普段はなにか夢を見ていても、見ていた残響と言うか残映がすこしあって、そこにはその夢が喜怒哀楽のどの感じが多かったか(喜怒哀楽と言うよりむしろ焦っていたり迷っていたり不安に思ってる夢が多いかも)が残りつつもすぐに消えていき、ましてや具体的な夢の物語を覚えてることなんか、滅多にない。なのに手術後にいろいろ管が繋がってる不自由な状態でありながら、なんだか最近は起きても夢はよく覚えてるのです。
たとえば・・・
坂道の角度が実際にはあり得ないほど立っていて、もう90度に近い、岩登りのような急角度なのに、それは町中の交差点で赤信号に停められた自家用車のテールランプが赤く灯っているのが見える。その交差点に向かって、自分は岩登りの装備などないまま、それでも足のみだと立っていられないので、四つん這いになって進んでいるのだけれど、坂道の角度はどんどん急になり交差点まで行き着く前にこの道をズズッと落下してしまいそうで、立ち往生している。その目の前のアスファルトに立てている手の爪の先に、アスファルトの割れ目から生えた小さな草、ハコベとかでしょうか、その草が風に揺れてました。
例えばこんな夢を見ました。
この階段を自転車を押しながら登る写真はこの話にぴったりじゃないか(笑)
今日は風が強い。ゴオゴオもヒュウヒュウもピューも聞こえる。この病院はたぶん築20年か30年か、古い建築って訳でもない。風の音をうまく聴かせるように、設計するときにそこに気を配った建築ってあるのだろうか。わたしはゴオゴオもヒュウヒュウもピューも、風の音は嫌いではない。何でなんだろう。
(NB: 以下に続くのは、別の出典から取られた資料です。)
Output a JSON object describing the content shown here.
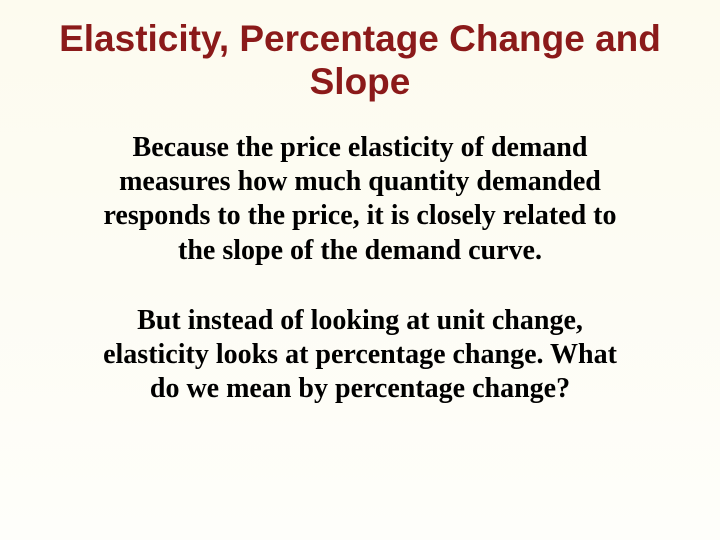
{
  "slide": {
    "title": "Elasticity, Percentage Change and Slope",
    "paragraphs": [
      "Because the price elasticity of demand measures how much quantity demanded responds to the price, it is closely related to the slope of the demand curve.",
      "But instead of looking at unit change, elasticity looks at percentage change. What do we mean by percentage change?"
    ],
    "colors": {
      "title_color": "#8b1a1a",
      "body_color": "#000000",
      "background_top": "#fdfbef",
      "background_bottom": "#fefefa"
    },
    "typography": {
      "title_font": "Arial",
      "title_size_pt": 28,
      "title_weight": "bold",
      "body_font": "Times New Roman",
      "body_size_pt": 21,
      "body_weight": "bold"
    }
  }
}
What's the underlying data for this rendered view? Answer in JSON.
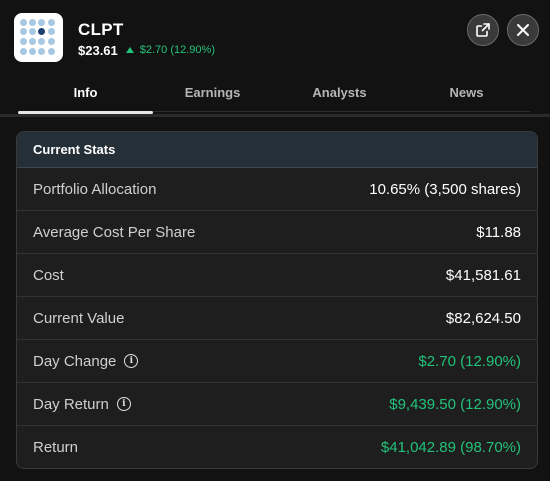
{
  "header": {
    "logo_icon": "clpt-dot-grid-logo",
    "ticker": "CLPT",
    "price": "$23.61",
    "change": "$2.70 (12.90%)",
    "change_color": "#22c27a",
    "open_external_icon": "open-external-icon",
    "close_icon": "close-icon"
  },
  "tabs": [
    {
      "label": "Info",
      "active": true
    },
    {
      "label": "Earnings",
      "active": false
    },
    {
      "label": "Analysts",
      "active": false
    },
    {
      "label": "News",
      "active": false
    }
  ],
  "stats": {
    "title": "Current Stats",
    "rows": [
      {
        "label": "Portfolio Allocation",
        "value": "10.65% (3,500 shares)"
      },
      {
        "label": "Average Cost Per Share",
        "value": "$11.88"
      },
      {
        "label": "Cost",
        "value": "$41,581.61"
      },
      {
        "label": "Current Value",
        "value": "$82,624.50"
      },
      {
        "label": "Day Change",
        "value": "$2.70 (12.90%)"
      },
      {
        "label": "Day Return",
        "value": "$9,439.50 (12.90%)"
      },
      {
        "label": "Return",
        "value": "$41,042.89 (98.70%)"
      }
    ]
  }
}
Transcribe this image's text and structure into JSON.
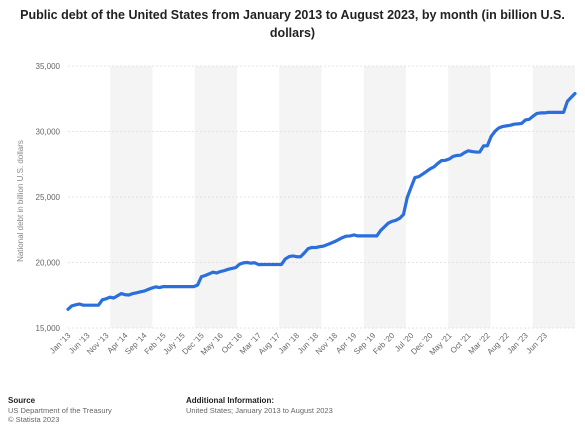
{
  "title": "Public debt of the United States from January 2013 to August 2023, by month (in billion U.S. dollars)",
  "footer": {
    "source_label": "Source",
    "source_line1": "US Department of the Treasury",
    "source_line2": "© Statista 2023",
    "info_label": "Additional Information:",
    "info_line1": "United States; January 2013 to August 2023"
  },
  "colors": {
    "line": "#2a6fdb",
    "band": "#f4f4f4",
    "grid": "#dcdcdc",
    "text": "#666666"
  },
  "chart_data": {
    "type": "line",
    "title": "Public debt of the United States from January 2013 to August 2023, by month (in billion U.S. dollars)",
    "xlabel": "",
    "ylabel": "National debt in billion U.S. dollars",
    "ylim": [
      15000,
      35000
    ],
    "yticks": [
      15000,
      20000,
      25000,
      30000,
      35000
    ],
    "ytick_labels": [
      "15,000",
      "20,000",
      "25,000",
      "30,000",
      "35,000"
    ],
    "x_tick_labels": [
      "Jan '13",
      "Jun '13",
      "Nov '13",
      "Apr '14",
      "Sep '14",
      "Feb '15",
      "July '15",
      "Dec '15",
      "May '16",
      "Oct '16",
      "Mar '17",
      "Aug '17",
      "Jan '18",
      "Jun '18",
      "Nov '18",
      "Apr '19",
      "Sep '19",
      "Feb '20",
      "Jul '20",
      "Dec '20",
      "May '21",
      "Oct '21",
      "Mar '22",
      "Aug '22",
      "Jan '23",
      "Jun '23"
    ],
    "x_tick_every": 5,
    "grid": true,
    "series": [
      {
        "values": [
          16430,
          16690,
          16770,
          16830,
          16740,
          16740,
          16740,
          16740,
          16740,
          17150,
          17230,
          17350,
          17290,
          17460,
          17630,
          17540,
          17520,
          17630,
          17690,
          17760,
          17820,
          17940,
          18050,
          18140,
          18090,
          18160,
          18160,
          18160,
          18160,
          18160,
          18160,
          18160,
          18160,
          18160,
          18280,
          18920,
          19010,
          19130,
          19260,
          19200,
          19310,
          19380,
          19480,
          19550,
          19610,
          19870,
          19970,
          20000,
          19950,
          19980,
          19840,
          19850,
          19850,
          19850,
          19850,
          19850,
          19850,
          20270,
          20450,
          20500,
          20440,
          20440,
          20730,
          21060,
          21150,
          21140,
          21210,
          21250,
          21360,
          21480,
          21600,
          21750,
          21900,
          22010,
          22030,
          22100,
          22030,
          22030,
          22030,
          22030,
          22030,
          22030,
          22440,
          22720,
          23000,
          23140,
          23220,
          23370,
          23660,
          24970,
          25740,
          26480,
          26550,
          26740,
          26940,
          27150,
          27300,
          27560,
          27780,
          27800,
          27900,
          28100,
          28170,
          28190,
          28380,
          28530,
          28470,
          28430,
          28430,
          28900,
          28910,
          29620,
          30010,
          30270,
          30380,
          30430,
          30470,
          30560,
          30580,
          30620,
          30880,
          30930,
          31170,
          31380,
          31420,
          31420,
          31460,
          31460,
          31460,
          31460,
          31460,
          32300,
          32610,
          32900
        ]
      }
    ]
  }
}
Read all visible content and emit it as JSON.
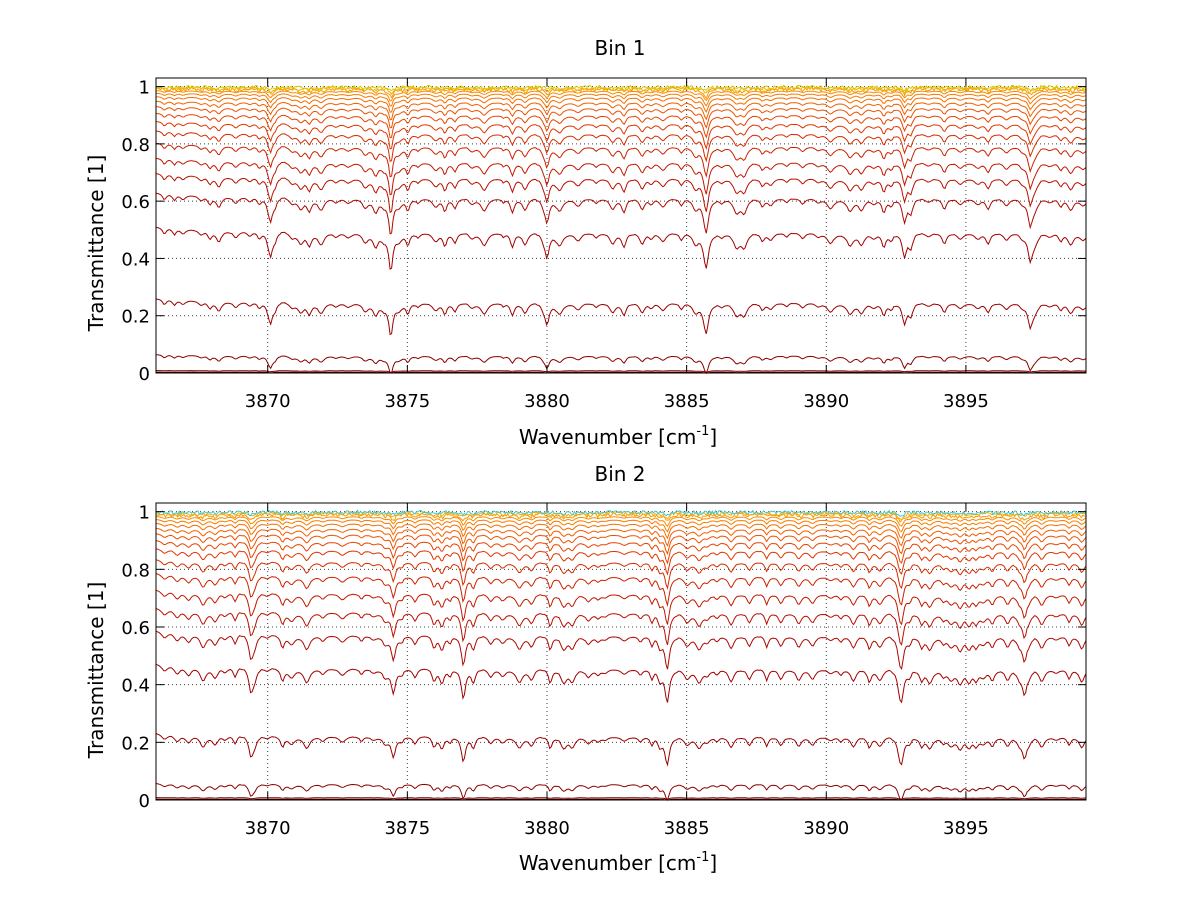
{
  "chart_data": [
    {
      "type": "line",
      "title": "Bin 1",
      "xlabel": "Wavenumber [cm",
      "xlabel_sup": "-1",
      "xlabel_end": "]",
      "ylabel": "Transmittance [1]",
      "xlim": [
        3866,
        3899.3
      ],
      "ylim": [
        0,
        1.03
      ],
      "xticks": [
        3870,
        3875,
        3880,
        3885,
        3890,
        3895
      ],
      "xtick_labels": [
        "3870",
        "3875",
        "3880",
        "3885",
        "3890",
        "3895"
      ],
      "yticks": [
        0,
        0.2,
        0.4,
        0.6,
        0.8,
        1
      ],
      "ytick_labels": [
        "0",
        "0.2",
        "0.4",
        "0.6",
        "0.8",
        "1"
      ],
      "grid": true,
      "series_levels": [
        0.003,
        0.008,
        0.06,
        0.245,
        0.49,
        0.61,
        0.68,
        0.735,
        0.79,
        0.835,
        0.87,
        0.9,
        0.925,
        0.945,
        0.962,
        0.975,
        0.985,
        0.992,
        0.996,
        0.999
      ],
      "series_colors": [
        "#5a0000",
        "#7a0000",
        "#8b0000",
        "#990000",
        "#a30000",
        "#ad0800",
        "#b81000",
        "#c21800",
        "#cc2200",
        "#d62c00",
        "#e03600",
        "#e84400",
        "#ee5200",
        "#f26000",
        "#f56e00",
        "#f77c00",
        "#f98a00",
        "#fb9800",
        "#f0b000",
        "#d8c800"
      ]
    },
    {
      "type": "line",
      "title": "Bin 2",
      "xlabel": "Wavenumber [cm",
      "xlabel_sup": "-1",
      "xlabel_end": "]",
      "ylabel": "Transmittance [1]",
      "xlim": [
        3866,
        3899.3
      ],
      "ylim": [
        0,
        1.03
      ],
      "xticks": [
        3870,
        3875,
        3880,
        3885,
        3890,
        3895
      ],
      "xtick_labels": [
        "3870",
        "3875",
        "3880",
        "3885",
        "3890",
        "3895"
      ],
      "yticks": [
        0,
        0.2,
        0.4,
        0.6,
        0.8,
        1
      ],
      "ytick_labels": [
        "0",
        "0.2",
        "0.4",
        "0.6",
        "0.8",
        "1"
      ],
      "grid": true,
      "series_levels": [
        0.003,
        0.008,
        0.055,
        0.22,
        0.455,
        0.57,
        0.65,
        0.715,
        0.775,
        0.825,
        0.865,
        0.895,
        0.92,
        0.94,
        0.958,
        0.972,
        0.983,
        0.991,
        0.996,
        0.999
      ],
      "series_colors": [
        "#5a0000",
        "#7a0000",
        "#8b0000",
        "#990000",
        "#a30000",
        "#ad0800",
        "#b81000",
        "#c21800",
        "#cc2200",
        "#d62c00",
        "#e03600",
        "#e84400",
        "#ee5200",
        "#f26000",
        "#f56e00",
        "#f77c00",
        "#f98a00",
        "#fb9800",
        "#f0b000",
        "#40c8d8"
      ]
    }
  ]
}
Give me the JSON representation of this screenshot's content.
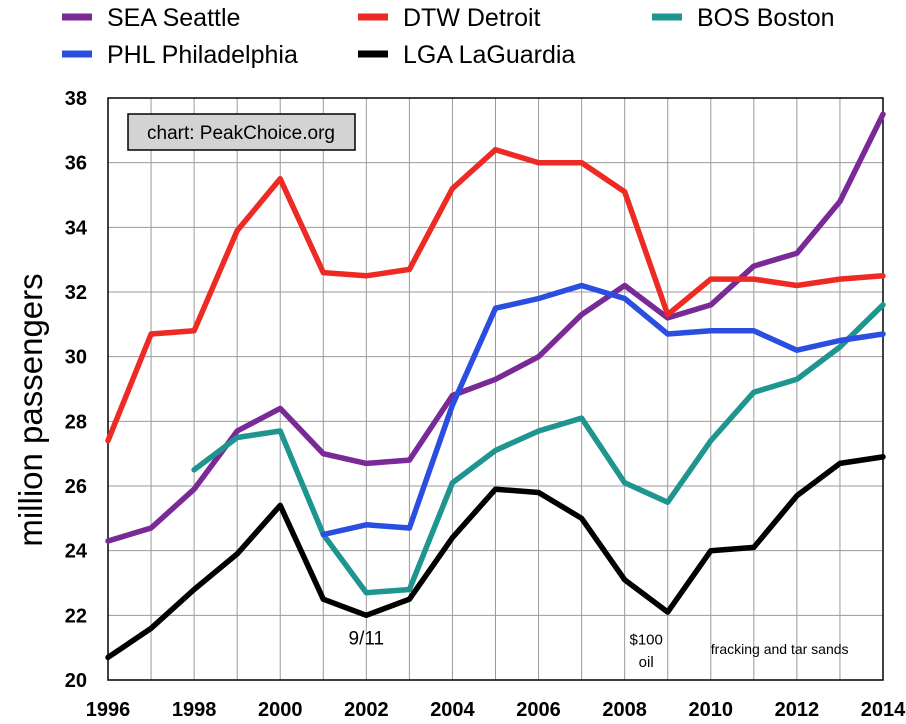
{
  "chart_data": {
    "type": "line",
    "title": "",
    "xlabel": "",
    "ylabel": "million passengers",
    "xlim": [
      1996,
      2014
    ],
    "ylim": [
      20,
      38
    ],
    "x_ticks": [
      1996,
      1998,
      2000,
      2002,
      2004,
      2006,
      2008,
      2010,
      2012,
      2014
    ],
    "y_ticks": [
      20,
      22,
      24,
      26,
      28,
      30,
      32,
      34,
      36,
      38
    ],
    "x_tick_labels": [
      "1996",
      "1998",
      "2000",
      "2002",
      "2004",
      "2006",
      "2008",
      "2010",
      "2012",
      "2014"
    ],
    "y_tick_labels": [
      "20",
      "22",
      "24",
      "26",
      "28",
      "30",
      "32",
      "34",
      "36",
      "38"
    ],
    "grid": true,
    "legend_position": "top",
    "series": [
      {
        "name": "SEA Seattle",
        "color": "#7a2a96",
        "points": [
          [
            1996,
            24.3
          ],
          [
            1997,
            24.7
          ],
          [
            1998,
            25.9
          ],
          [
            1999,
            27.7
          ],
          [
            2000,
            28.4
          ],
          [
            2001,
            27.0
          ],
          [
            2002,
            26.7
          ],
          [
            2003,
            26.8
          ],
          [
            2004,
            28.8
          ],
          [
            2005,
            29.3
          ],
          [
            2006,
            30.0
          ],
          [
            2007,
            31.3
          ],
          [
            2008,
            32.2
          ],
          [
            2009,
            31.2
          ],
          [
            2010,
            31.6
          ],
          [
            2011,
            32.8
          ],
          [
            2012,
            33.2
          ],
          [
            2013,
            34.8
          ],
          [
            2014,
            37.5
          ]
        ]
      },
      {
        "name": "DTW Detroit",
        "color": "#ee2a24",
        "points": [
          [
            1996,
            27.4
          ],
          [
            1997,
            30.7
          ],
          [
            1998,
            30.8
          ],
          [
            1999,
            33.9
          ],
          [
            2000,
            35.5
          ],
          [
            2001,
            32.6
          ],
          [
            2002,
            32.5
          ],
          [
            2003,
            32.7
          ],
          [
            2004,
            35.2
          ],
          [
            2005,
            36.4
          ],
          [
            2006,
            36.0
          ],
          [
            2007,
            36.0
          ],
          [
            2008,
            35.1
          ],
          [
            2009,
            31.3
          ],
          [
            2010,
            32.4
          ],
          [
            2011,
            32.4
          ],
          [
            2012,
            32.2
          ],
          [
            2013,
            32.4
          ],
          [
            2014,
            32.5
          ]
        ]
      },
      {
        "name": "BOS Boston",
        "color": "#1f9590",
        "points": [
          [
            1998,
            26.5
          ],
          [
            1999,
            27.5
          ],
          [
            2000,
            27.7
          ],
          [
            2001,
            24.5
          ],
          [
            2002,
            22.7
          ],
          [
            2003,
            22.8
          ],
          [
            2004,
            26.1
          ],
          [
            2005,
            27.1
          ],
          [
            2006,
            27.7
          ],
          [
            2007,
            28.1
          ],
          [
            2008,
            26.1
          ],
          [
            2009,
            25.5
          ],
          [
            2010,
            27.4
          ],
          [
            2011,
            28.9
          ],
          [
            2012,
            29.3
          ],
          [
            2013,
            30.3
          ],
          [
            2014,
            31.6
          ]
        ]
      },
      {
        "name": "PHL Philadelphia",
        "color": "#2a4fe0",
        "points": [
          [
            2001,
            24.5
          ],
          [
            2002,
            24.8
          ],
          [
            2003,
            24.7
          ],
          [
            2004,
            28.5
          ],
          [
            2005,
            31.5
          ],
          [
            2006,
            31.8
          ],
          [
            2007,
            32.2
          ],
          [
            2008,
            31.8
          ],
          [
            2009,
            30.7
          ],
          [
            2010,
            30.8
          ],
          [
            2011,
            30.8
          ],
          [
            2012,
            30.2
          ],
          [
            2013,
            30.5
          ],
          [
            2014,
            30.7
          ]
        ]
      },
      {
        "name": "LGA LaGuardia",
        "color": "#000000",
        "points": [
          [
            1996,
            20.7
          ],
          [
            1997,
            21.6
          ],
          [
            1998,
            22.8
          ],
          [
            1999,
            23.9
          ],
          [
            2000,
            25.4
          ],
          [
            2001,
            22.5
          ],
          [
            2002,
            22.0
          ],
          [
            2003,
            22.5
          ],
          [
            2004,
            24.4
          ],
          [
            2005,
            25.9
          ],
          [
            2006,
            25.8
          ],
          [
            2007,
            25.0
          ],
          [
            2008,
            23.1
          ],
          [
            2009,
            22.1
          ],
          [
            2010,
            24.0
          ],
          [
            2011,
            24.1
          ],
          [
            2012,
            25.7
          ],
          [
            2013,
            26.7
          ],
          [
            2014,
            26.9
          ]
        ]
      }
    ],
    "annotations": [
      {
        "id": "annotation-911",
        "text": "9/11",
        "x": 2002,
        "y": 21.1
      },
      {
        "id": "annotation-oil-line1",
        "text": "$100",
        "x": 2008.5,
        "y": 21.1
      },
      {
        "id": "annotation-oil-line2",
        "text": "oil",
        "x": 2008.5,
        "y": 20.4
      },
      {
        "id": "annotation-fracking",
        "text": "fracking and tar sands",
        "x": 2011.6,
        "y": 20.8
      }
    ],
    "credit": "chart: PeakChoice.org"
  }
}
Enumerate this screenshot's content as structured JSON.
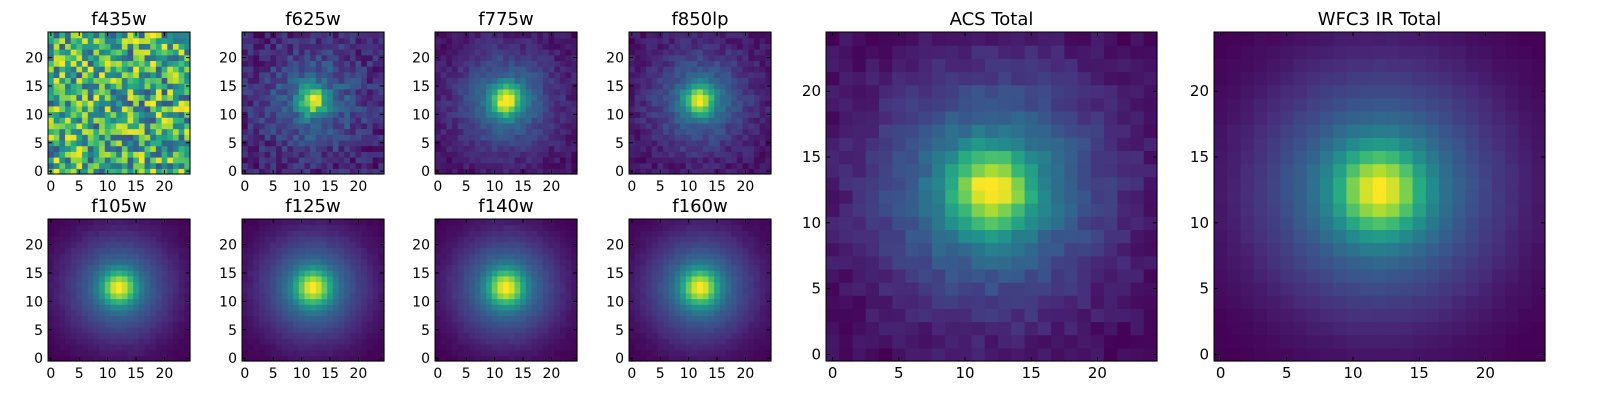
{
  "chart_data": [
    {
      "type": "heatmap",
      "title": "f435w",
      "pattern": "noise",
      "xticks": [
        0,
        5,
        10,
        15,
        20
      ],
      "yticks": [
        0,
        5,
        10,
        15,
        20
      ],
      "xlim": [
        0,
        24
      ],
      "ylim": [
        0,
        24
      ],
      "grid_size": 25,
      "center": [
        12,
        12.5
      ]
    },
    {
      "type": "heatmap",
      "title": "f625w",
      "pattern": "galaxy",
      "peak_sigma": 1.6,
      "halo_sigma": 6.0,
      "halo_weight": 0.3,
      "noise": 0.22,
      "xticks": [
        0,
        5,
        10,
        15,
        20
      ],
      "yticks": [
        0,
        5,
        10,
        15,
        20
      ],
      "xlim": [
        0,
        24
      ],
      "ylim": [
        0,
        24
      ],
      "grid_size": 25,
      "center": [
        12,
        12.5
      ]
    },
    {
      "type": "heatmap",
      "title": "f775w",
      "pattern": "galaxy",
      "peak_sigma": 1.8,
      "halo_sigma": 6.0,
      "halo_weight": 0.35,
      "noise": 0.1,
      "xticks": [
        0,
        5,
        10,
        15,
        20
      ],
      "yticks": [
        0,
        5,
        10,
        15,
        20
      ],
      "xlim": [
        0,
        24
      ],
      "ylim": [
        0,
        24
      ],
      "grid_size": 25,
      "center": [
        12,
        12.5
      ]
    },
    {
      "type": "heatmap",
      "title": "f850lp",
      "pattern": "galaxy",
      "peak_sigma": 1.8,
      "halo_sigma": 6.0,
      "halo_weight": 0.35,
      "noise": 0.12,
      "xticks": [
        0,
        5,
        10,
        15,
        20
      ],
      "yticks": [
        0,
        5,
        10,
        15,
        20
      ],
      "xlim": [
        0,
        24
      ],
      "ylim": [
        0,
        24
      ],
      "grid_size": 25,
      "center": [
        12,
        12.5
      ]
    },
    {
      "type": "heatmap",
      "title": "f105w",
      "pattern": "galaxy",
      "peak_sigma": 2.0,
      "halo_sigma": 6.5,
      "halo_weight": 0.4,
      "noise": 0.02,
      "xticks": [
        0,
        5,
        10,
        15,
        20
      ],
      "yticks": [
        0,
        5,
        10,
        15,
        20
      ],
      "xlim": [
        0,
        24
      ],
      "ylim": [
        0,
        24
      ],
      "grid_size": 25,
      "center": [
        12,
        12.5
      ]
    },
    {
      "type": "heatmap",
      "title": "f125w",
      "pattern": "galaxy",
      "peak_sigma": 2.1,
      "halo_sigma": 6.5,
      "halo_weight": 0.42,
      "noise": 0.02,
      "xticks": [
        0,
        5,
        10,
        15,
        20
      ],
      "yticks": [
        0,
        5,
        10,
        15,
        20
      ],
      "xlim": [
        0,
        24
      ],
      "ylim": [
        0,
        24
      ],
      "grid_size": 25,
      "center": [
        12,
        12.5
      ]
    },
    {
      "type": "heatmap",
      "title": "f140w",
      "pattern": "galaxy",
      "peak_sigma": 2.1,
      "halo_sigma": 6.5,
      "halo_weight": 0.42,
      "noise": 0.02,
      "xticks": [
        0,
        5,
        10,
        15,
        20
      ],
      "yticks": [
        0,
        5,
        10,
        15,
        20
      ],
      "xlim": [
        0,
        24
      ],
      "ylim": [
        0,
        24
      ],
      "grid_size": 25,
      "center": [
        12,
        12.5
      ]
    },
    {
      "type": "heatmap",
      "title": "f160w",
      "pattern": "galaxy",
      "peak_sigma": 2.1,
      "halo_sigma": 6.5,
      "halo_weight": 0.42,
      "noise": 0.02,
      "xticks": [
        0,
        5,
        10,
        15,
        20
      ],
      "yticks": [
        0,
        5,
        10,
        15,
        20
      ],
      "xlim": [
        0,
        24
      ],
      "ylim": [
        0,
        24
      ],
      "grid_size": 25,
      "center": [
        12,
        12.5
      ]
    },
    {
      "type": "heatmap",
      "title": "ACS Total",
      "pattern": "galaxy",
      "peak_sigma": 2.0,
      "halo_sigma": 6.0,
      "halo_weight": 0.45,
      "noise": 0.08,
      "xticks": [
        0,
        5,
        10,
        15,
        20
      ],
      "yticks": [
        0,
        5,
        10,
        15,
        20
      ],
      "xlim": [
        0,
        24
      ],
      "ylim": [
        0,
        24
      ],
      "grid_size": 25,
      "center": [
        12,
        12.5
      ]
    },
    {
      "type": "heatmap",
      "title": "WFC3 IR Total",
      "pattern": "galaxy",
      "peak_sigma": 2.2,
      "halo_sigma": 6.5,
      "halo_weight": 0.45,
      "noise": 0.01,
      "xticks": [
        0,
        5,
        10,
        15,
        20
      ],
      "yticks": [
        0,
        5,
        10,
        15,
        20
      ],
      "xlim": [
        0,
        24
      ],
      "ylim": [
        0,
        24
      ],
      "grid_size": 25,
      "center": [
        12,
        12.5
      ]
    }
  ],
  "colormap": [
    "#440154",
    "#472d7b",
    "#3b528b",
    "#2c728e",
    "#21918c",
    "#28ae80",
    "#5ec962",
    "#addc30",
    "#fde725"
  ]
}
なにかが動いてるとか進んでるとか、そう言う前向きなことを感じるのだろうか。決して穏やかとか優しい、と言う天候ではないけれども。小学生の頃、校庭をすこし高い位置から見渡せる給食室と第二校舎のあいだの渡り廊下から、強風の日に校庭の砂が一斉に舞い上がり、やがてすこし埃っぽい匂いがするときが好きだったな。あるいは雨が降り始めて埃っぽい匂いが立つときも好きだった。
と、ここまで書いたら、ちょっと聴いてみたくなり、はっぴぃえんどの風を集めてを聴いてみた。スマホは便利だね。